Une fois ces bases posées, tout sera en place pour que l'instruction publique, devenue éducation nationale, devienne la chose de syndicats politisés ne répondant plus qu'à eux même, avec l'intention déclarée de ne même plus avoir de compte à rendre à l'Etat, pour aboutir enfin à l'adoption du plan Langevin Wallon avec les réformes Berthouin de 1959 et Fouchet de 1963, sans que le projet et les fins de l'école unique n'ait jamais été clairement présenté à la population. « Voilà comment les minorités mènent le monde ».

Le 1793 des Dreyfusards

Le quatrième mythe mis à jour de façon convaincante par Philippe Nemo est que la France de 1793 aurait été dans le camp Dreyfusard à l'occasion de l'affaire Dreyfus. De fait, à l'aide de très nombreux exemples, l'auteur défend la thèse qu'il y a, en fait, eu deux époques dans cette affaire. Durant la première, « 1793 » a été très clairement anti dreyfusarde. La deuxième, déclenchée de façon spectaculaire par l'agression à coup de canne par du Président Loubet par le Baron Christiani en juin 1899 verra un renversement du tout au tout de cette position.

De la première époque, Léon Blum, contemporain de l'affaire, dira « je puis affirmer, sans forcer en rien la vérité, que ceux qui devaient, un peu plus tard, former la base du « Bloc des gauches » étaient alors en grande majorité hostiles à la révision [du procès contre Dreyfus] ». En ces années de l'après 1870, en plus d'être anticapitalistes et antibourgeois nombreux sont en effet les gens de gauche qui sont aussi anti étrangers. Par extension, ceux qui sont antisémites ne sont pas rares, sans toutefois aller tous jusqu'à l'extrême de Proudhon qui propose d'exterminer les juifs. Les exemples abondent. On se contentera de citer le grand Jaurès : « la race juive, concentrée, passionnée, subtile, toujours dévorée par un sorte de fièvre du gain quand ce n'est pas celle du prophétisme ».

Ce n'est que suite au coup d'éclat de Christiani, un aristocrate qui attaque un élu, que la gauche changera de camps, et n'aura alors de cesse que de faire croire qu'il n'en est rien, qu'elle avait toujours été dreyfusarde. Cinquième mythe et le plus proche de nous , la sombre période de l'occupation allemande, pour laquelle « 1793 » prétend que ce sont ses adversaires qui ont été Nazis.

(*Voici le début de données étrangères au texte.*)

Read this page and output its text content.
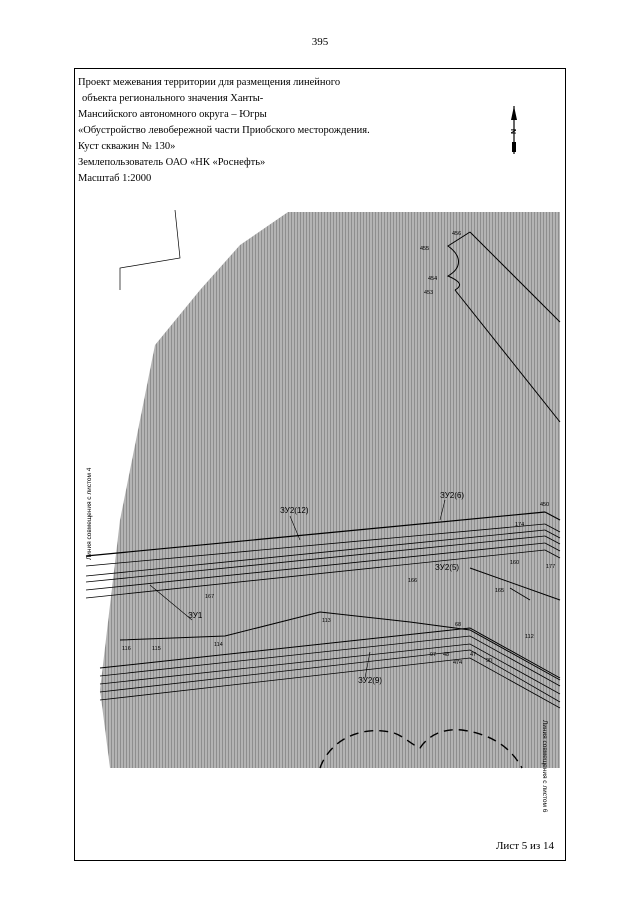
395
Проект межевания территории для размещения линейного
объекта регионального значения Ханты-
Мансийского автономного округа – Югры
«Обустройство левобережной части Приобского месторождения.
Куст скважин № 130»
Землепользователь ОАО «НК «Роснефть»
Масштаб 1:2000
N
ЗУ2(6)
ЗУ2(12)
ЗУ2(5)
ЗУ1
ЗУ2(9)
456
455
454
453
450
174
160
177
166
165
167
113
68
112
116	115
114
97 48	47
474	90
Линия совмещения с листом 4
Линия совмещения с листом 6
Лист 5 из 14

En fait, beaucoup des noms célèbres de la collaboration sont socialistes ou anciens socialistes, voire gauchistes et communistes. Ainsi Déat, Guilbaud, Luchaire, Tissot et Darnand qui, dans une longue lettre de septembre 1943, écrivent à de hautes personnalités allemandes à Paris et Berlin leur souhait de construire avec eux partout en Europe une politique « réellement socialiste et révolutionnaire ». Pour eux, Hitler a vaincu le capitalisme tant détesté.

A la libération et dans la période qui l'a suivie, on n'aura de cesse de dissimuler cet état de fait, et fabriquera l'image de la gauche et du communisme inflexibles résistants de toujours.

Et enfin le sixième mythe sans cesse alimenté par la gauche dans la discussion nationale : qu'il n'y a de républicains qu'en son sein. Comme pour les cinq premiers, Nemo démonte méticuleusement cette assertion à l'aide d'exemples multiples, même s'il est de toutes façons permis de douter de l'importance du terme républicain dans la bonne marche de la démocratie libérale, celle-ci fonctionnant pour le moins aussi bien dans les monarchies constitutionnelles que dans les républiques.

Comme conclusion du livre, Nemo nous livre une analyse aussi juste que déprimante de la situation de la France d'aujourd'hui, où une religion inavouée de type millénariste à trouvé en le monopole de l'éducation nationale l'église par laquelle elle peut s'assurer que l'ensemble de la population est copieusement exposée à sa doctrine. Sur l'éducation il résume : « le système , bien que nominalement public et fonctionnant de facto avec l'argent des citoyens contribuables , est une entreprise privée qui s'autogère. Il est dirigé par les seuls chefs de l'Eglise de la Gauche, francs maçons et syndicalistes, qui considèrent le peuple comme privé de voix délibérative, puisqu'il n'est pas initié et ne peut délibérer valablement de l'avenir qu'ils lui préparent – le « Temple » ou le socialisme. »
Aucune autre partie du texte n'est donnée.